Passing foo as a ref parameter will allow the called method to make changes not just to Object #24601, but also to foo itself. The method might create a new Object #8675309 and store a reference to that in foo. If it does so, foo would no longer hold "Object #24601", but instead "Object #8675309".
In practice, reference-type variables don't hold strings of the form "Object #8675309"; they don't even hold anything that can be meaningfully converted into a number. Even though each reference-type variable will hold some bit pattern, there is no fixed relationship between the bit patterns stored in such variables and the objects they identify. There is no way code could extract information from an object or a reference to it, and later determine whether another reference identified the same object, unless the code either held or knew of a reference that identified the original object.
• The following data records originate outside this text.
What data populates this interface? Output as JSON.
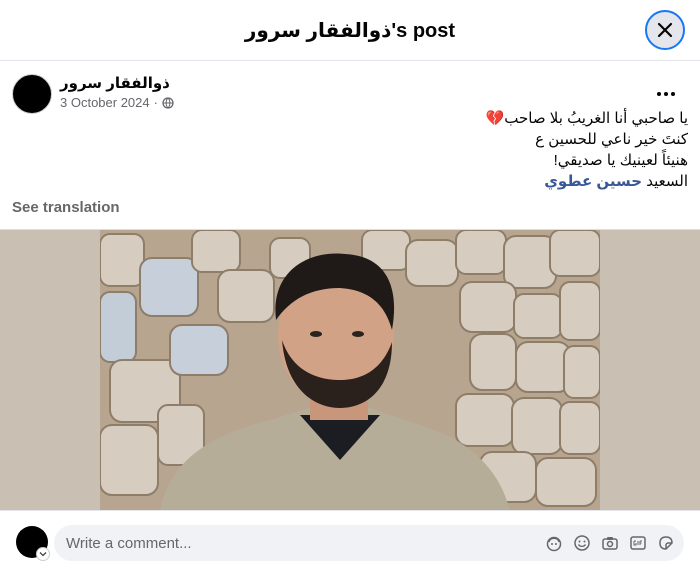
{
  "dialog": {
    "title": "ذوالفقار سرور's post"
  },
  "post": {
    "author": "ذوالفقار سرور",
    "date": "3 October 2024",
    "separator": "·",
    "privacy_icon": "globe-icon",
    "lines": [
      "يا صاحبي أنا الغريبُ بلا صاحب💔",
      "كنتَ خير ناعي للحسين ع",
      "هنيئاً لعينيك يا صديقي!"
    ],
    "last_line_prefix": "السعيد",
    "mention": "حسين عطوي",
    "see_translation": "See translation"
  },
  "composer": {
    "placeholder": "Write a comment...",
    "tools": [
      "avatar-sticker-icon",
      "emoji-icon",
      "camera-icon",
      "gif-icon",
      "sticker-icon"
    ]
  },
  "colors": {
    "accent": "#1877f2",
    "muted": "#65676b",
    "link": "#385898"
  }
}
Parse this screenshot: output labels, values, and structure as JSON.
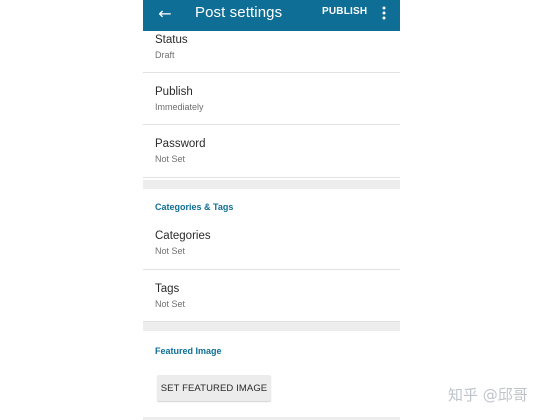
{
  "appbar": {
    "title": "Post settings",
    "publish_label": "PUBLISH",
    "back_icon": "arrow-left-icon",
    "overflow_icon": "more-vertical-icon",
    "background_color": "#0f6e95"
  },
  "settings": {
    "status": {
      "label": "Status",
      "value": "Draft"
    },
    "publish": {
      "label": "Publish",
      "value": "Immediately"
    },
    "password": {
      "label": "Password",
      "value": "Not Set"
    }
  },
  "categories_tags": {
    "header": "Categories & Tags",
    "categories": {
      "label": "Categories",
      "value": "Not Set"
    },
    "tags": {
      "label": "Tags",
      "value": "Not Set"
    }
  },
  "featured_image": {
    "header": "Featured Image",
    "button_label": "SET FEATURED IMAGE"
  },
  "watermark": "知乎 @邱哥",
  "colors": {
    "accent": "#0f6e95",
    "section_gap": "#ededed"
  }
}
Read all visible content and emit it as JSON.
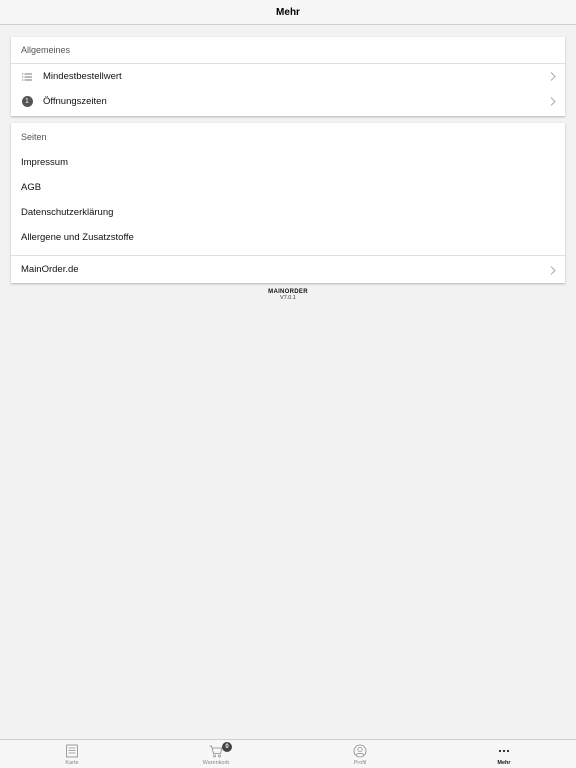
{
  "navbar": {
    "title": "Mehr"
  },
  "general": {
    "header": "Allgemeines",
    "items": [
      {
        "label": "Mindestbestellwert",
        "icon": "list-icon"
      },
      {
        "label": "Öffnungszeiten",
        "icon": "number-badge",
        "badge": "1"
      }
    ]
  },
  "pages": {
    "header": "Seiten",
    "items": [
      {
        "label": "Impressum"
      },
      {
        "label": "AGB"
      },
      {
        "label": "Datenschutzerklärung"
      },
      {
        "label": "Allergene und Zusatzstoffe"
      }
    ],
    "site_link": "MainOrder.de"
  },
  "brand": {
    "logo": "MAINORDER",
    "version": "V7.0.1"
  },
  "tabbar": {
    "tabs": [
      {
        "label": "Karte",
        "icon": "menu-card-icon"
      },
      {
        "label": "Warenkorb",
        "icon": "cart-icon",
        "badge": "0"
      },
      {
        "label": "Profil",
        "icon": "profile-icon"
      },
      {
        "label": "Mehr",
        "icon": "more-icon",
        "active": true
      }
    ]
  },
  "colors": {
    "accent": "#111111",
    "badge": "#444444",
    "inactive_tab": "#888888"
  }
}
This is like passing a pointer to a pointer in C. In .NET this will allow you to change what the original T refers to, personally though I think if you are doing that in .NET you have probably got a design issue!

By using the ref keyword with reference types you are effectively passing a reference to the reference. In many ways it's the same as using the out keyword but with the minor difference that there's no guarantee that the method will actually assign anything to the ref'ed parameter.

ref mimics (or behaves) as a global area just for two scopes:
Caller
Callee.

If you're passing a value, however, things are different. You can force a value to be passed by reference. This allows you to pass an integer to a method, for example, and have the method modify the integer on your behalf.